Thanks for the welcome, Jillyann!  Alas, I have no horses at this time, and I admit that I am soooooo GREEN when it comes to my horse-know-how, but I am determined to learn all I can. I used to have a much loved, really cute, but really *crabby* Welsh Mountain Pony when I was _much _younger. I was a completely untrained, yet decent rider at the time, but now I'm planning on taking all the riding lessons that I can afford. I'm looking into getting a draft and I have my eye on a rescue Percheron. I've been researching _like mad_ for months now, and learning all I can from books, the net, but mostly from people I know who have their own horses. Here in Kentucky, there are TONS of people who love and own horses, and these people provide a wealth of information about horse ownership. I've been viewing this site for a couple of hours now, and there is so much great info here to be had. I'll probably be asking a lot of really dumb questions!


----------



## Nita (May 24, 2007)

Lol, there's no suck thing as a dumb question if you're willing to learn! Welcome! It's nice to have new members, and people who want to know more about horses before they just buy any old one. =) Good luck finding a horse!


----------



## Jillyann (Mar 31, 2009)

You will learn a lot here! I promise you that!! haha


----------



## Sugar and Spice (Aug 23, 2009)

hi! I'm Aki Joy. I've been english riding for about a year and right know I'm learning how to jump. I have a really great barn. My riding teacher is breaking a bay pony with a white blaze that I'm hoping to lease. I was also wondering if you had any advice about jumping in a canter because I'm having a little bit of trouble.


----------



## CANKLES (Aug 23, 2009)

Thanks, Nita! Jillyann, I've already learned things from this site! 

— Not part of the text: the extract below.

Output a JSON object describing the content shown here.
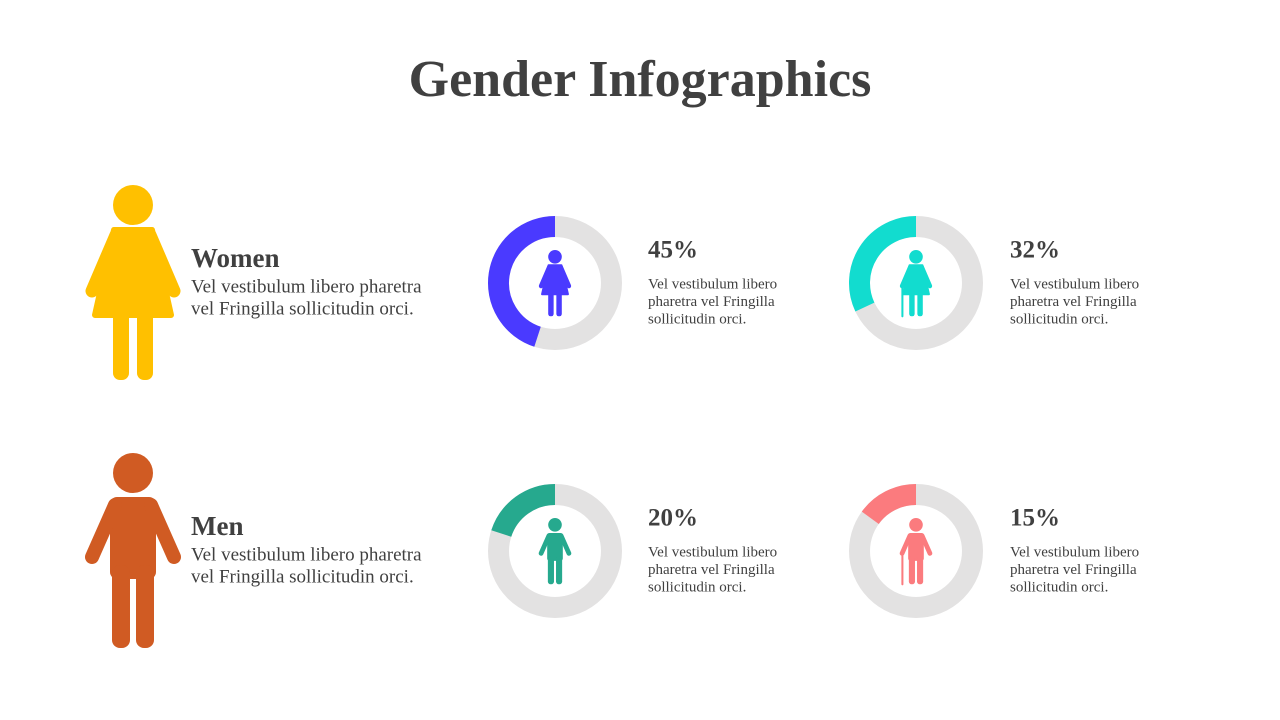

OK...here's my first silly question that I've been too shy to ask. I've heard a lot of people refer to a horse as being a "good husband horse". So far, I've just nodded and pretended to know what that meant. 

I've tried to look this term up, but with no luck.


----------



## Wallaby (Jul 13, 2008)

Welcome!

My understanding of a good husband horse is that it'll pretty much take care of it's rider with limited direction from the rider but I could be wrong.


----------



## CANKLES (Aug 23, 2009)

Thanks, Wallaby! Your answer makes sense, and is better than what my imagination was coming up with!


----------



## Jillyann (Mar 31, 2009)

Yep, she answered it pretty well. A husband horse is basically a horse you can do anything on.


----------



## Sugar and Spice (Aug 23, 2009)

*Hi! I'm new*

oops, sorry. I'm supposed to start a new thread.


----------



## Kentucky (Aug 2, 2008)

Howdy ma'am and welcome the ride


----------



## Beloved Killer (May 23, 2009)

CANKLES said:


> Hello, everyone! What a great site; lots of good advice and nice people. I'm pleased to meet you all.


You obviously haven't encountered me yet.


----------